Extended Data Fig. 9. Validation of the Dre-Cre dependent ROSA26lSlrSrEGFPL10a transgenic line.

a-b, Southern blots of ROSA26lSlrSrEGFPL10a mouse line with the ROSA26 (a) and Neo probe (b). The asterisk indicates the clone chosen for blastocyst injection. c, Representative microscopic images of immunofluorescent staining against POMC and EGFP in the ARC of all resulting genotypes at 12 weeks of age. Scale bar represents 50 μm. 3 V = third ventricle. d, Principal component analysis of all RNA input and IP samples. e-g, GO term representations of the differentially enriched genes between the POMC^Lepr+ and POMC^Glp1r+ clusters mapping the percentage of regulated genes to the total GO term gene count against significant gene count and adjusted p-value per term. h, UMAP plot of 773 POMC neurons identified in normal chow diet fed mice. Cells that are closer in position in the plot have a similar genetic profile. In (e-g) p-values were calculated using the DESeq2 1.26.0 pipeline with adjustments for multiple comparisons.

Extended Data Fig. 10. Spontaneous firing frequency, cell capacitance and significantly differentially enriched genes encoding ion channels and sub-units potentially contributing to different electrophysiological profiles of POMC^Lepr+ and POMC^Glp1r+ neurons.

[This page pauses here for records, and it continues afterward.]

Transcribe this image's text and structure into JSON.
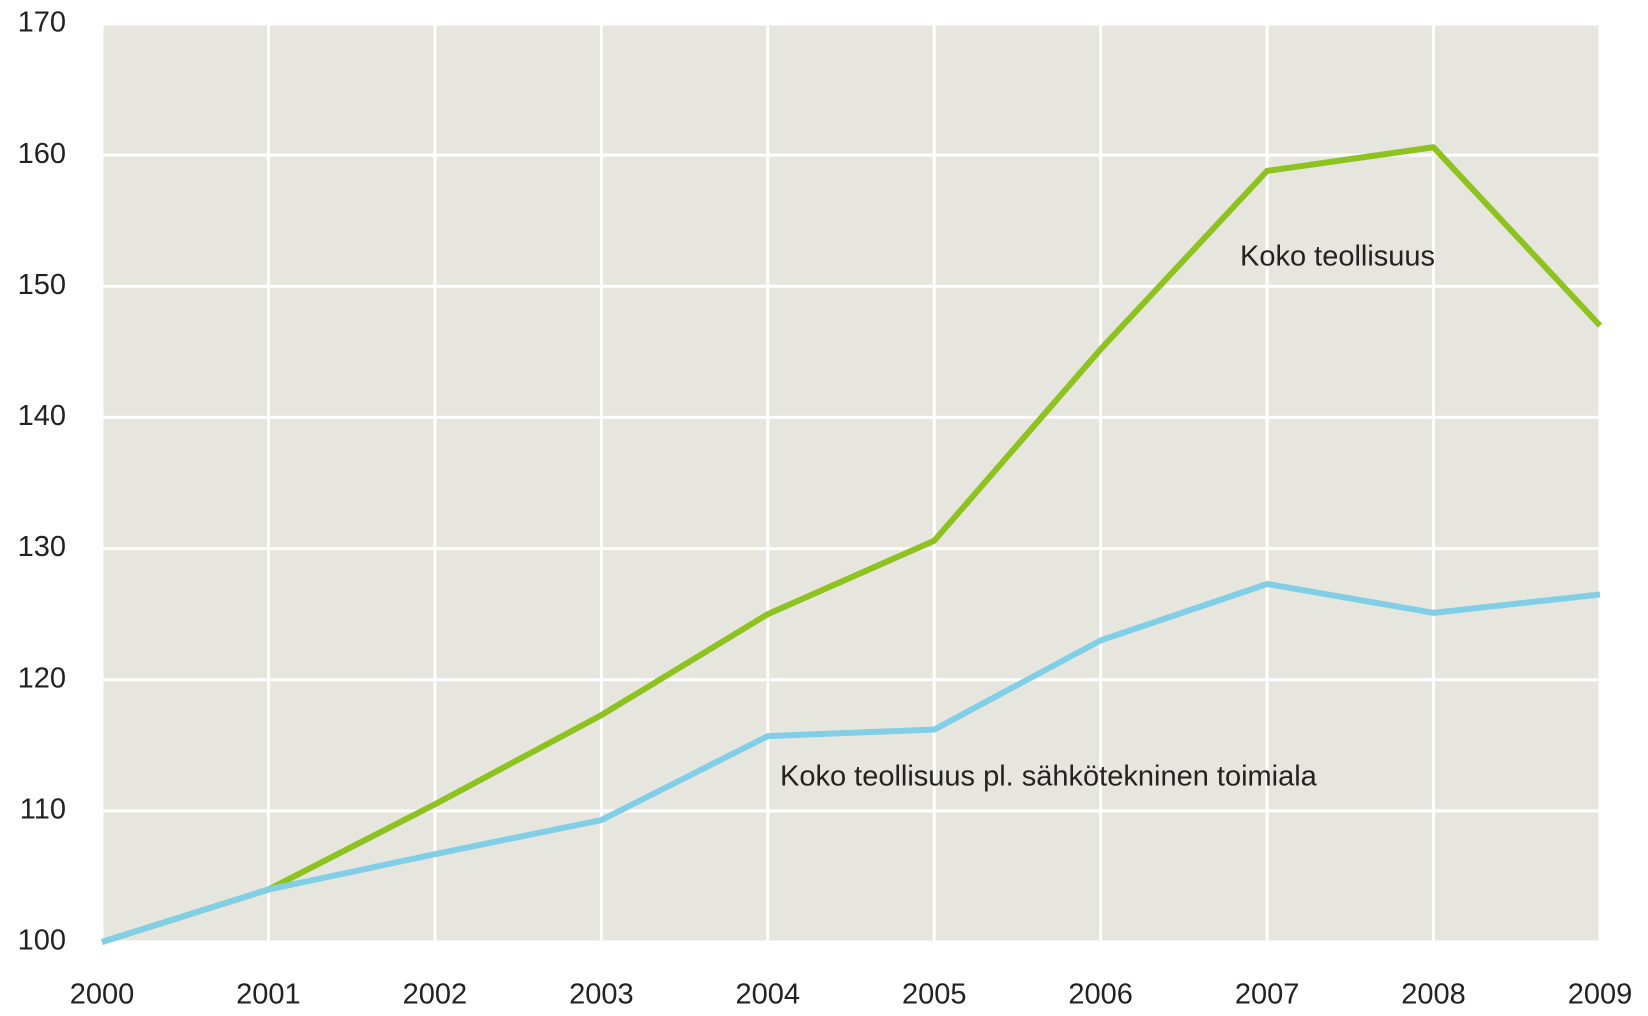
{
  "chart_data": {
    "type": "line",
    "x": [
      2000,
      2001,
      2002,
      2003,
      2004,
      2005,
      2006,
      2007,
      2008,
      2009
    ],
    "xlim": [
      2000,
      2009
    ],
    "xticks": [
      2000,
      2001,
      2002,
      2003,
      2004,
      2005,
      2006,
      2007,
      2008,
      2009
    ],
    "ylim": [
      100,
      170
    ],
    "yticks": [
      100,
      110,
      120,
      130,
      140,
      150,
      160,
      170
    ],
    "grid": true,
    "series": [
      {
        "name": "Koko teollisuus",
        "color": "#8dc21f",
        "values": [
          100,
          104,
          110.5,
          117.3,
          125,
          130.6,
          145.2,
          158.8,
          160.6,
          147
        ]
      },
      {
        "name": "Koko teollisuus pl. sähkötekninen toimiala",
        "color": "#80cfe6",
        "values": [
          100,
          104,
          106.7,
          109.3,
          115.7,
          116.2,
          123,
          127.3,
          125.1,
          126.5
        ]
      }
    ]
  }
}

Violin plots illustrating spontaneous firing frequencies (a), whole-cell capacitance (b), threshold currents for the generation of action potentials (c), and the repolarisation rate of action potentials (d) of POMC^Lepr+ and POMC^Glp1r+ neurons. e, Genes encoding sodium-potassium-ATPases. f, Genes encoding voltage-gated Na⁺ channels and subunits modulating voltage-gated Na⁺ channels. g, Genes encoding voltage-gated K⁺ channels and subunits modulating voltage-gated K⁺ channels. h, Gene Hcn1 hyperpolarization-activated cyclic-nucleotide-gated cation channels 1. i, Gene Cacnb4 encoding a subunit modulating L-Type voltage-gated Ca²⁺ channels. j, Gene Kcnq5 and Kcnmb4 encoding a M-current K⁺ channel and the beta-subunit 4 modulating large conductance Ca²⁺ activated K⁺ channels, respectively. Data are represented as mean ± SEM. (a-d) p-values were calculated using the unpaired Mann-Whitney-U test. e-j, Selected from differentially ribotag-enriched transcripts analyzed in Fig. 5b (p ≤ 0.05). For POMC^Dre Lepr^Cre ROSA26lSlrSrEGFPL10a n = 4 hypothalami pooled from N = 24 mice, for POMC^Dre Glp1r^Cre ROSA26lSlrSrEGFPL10a n = 3 hypothalami pooled from N = 36 mice. p-values were calculated by DESeq2 1.26.0. Statistical details are given in Source data extended Fig. 7 Source data extended Fig. 7.